Por Alfonso Arribas
Óscar, el niño protagonista del nuevo montaje de El Espejo Negro, duerme pero sobre todo sueña. Está en coma, su cerebro es escenario de una cruenta batalla por la vida, y mientras neuronas y hematomas se intercambian ataques desde las trincheras, imagina encestar en la luna su querida pelota de baloncesto; fantasea con los huevos fritos que le hace su abuela, con puntilla; cree bucear entre peces de colores; y se sonroja pensando en la una de las animadoras de su cole, María.
Ángel Calvente, responsable del guión y de la dirección, ha abordado un trabajo muy personal con este Óscar, el niño dormido, un homenaje a personas cercanas que han pasado por trances similares. Existe un esfuerzo evidente, quizá con demasiado peso en la obra en relación a otros aspectos más teatrales, por contar con lenguaje claro qué es eso de estar en coma, qué procesos desencadena o qué consecuencias puede tener.
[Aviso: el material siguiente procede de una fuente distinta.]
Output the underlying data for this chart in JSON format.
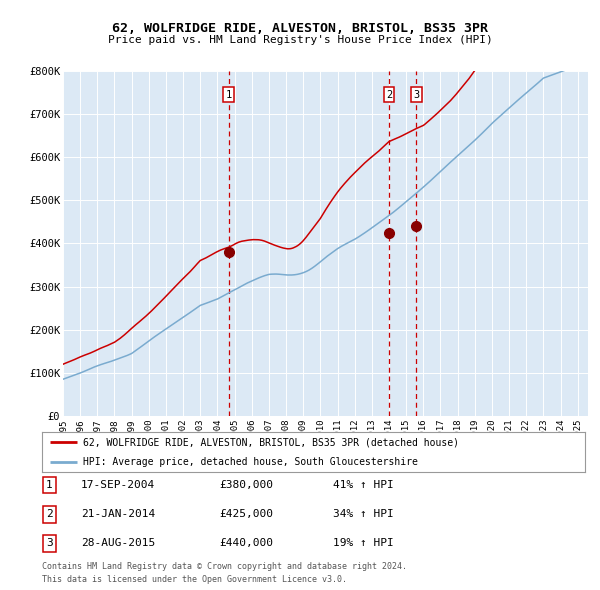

Más allá de esas cuestiones, el montaje es muy reconocible, con el sello propio de El Espejo Negro. Las proyecciones envolventes, el humor directo, la música que irrumpe. Y unos títeres extraordinarios, desde el reflejo de un niño enfermo a los divertidos hematomas. Tienen los malagueños una habilidad especial para crear seres aparentemente inabordables, porque dar forma a un coágulo parece más de ciencia ficción que otra cosa. Pero tienen experiencia: de su fábrica han salido piojos y espermatozoides, que tampoco son criaturas habituales en un taller de títeres.
En una de las últimas funciones de Titirimundi 2016, el público premió con una ovación muy sonora esta puesta en escena de un montaje que ya ha cosechado premios como el Fetén al Mejor Espectáculo de Gran Formato. El Espejo Negro y Titirimundi siempre forman un binomio enriquecedor.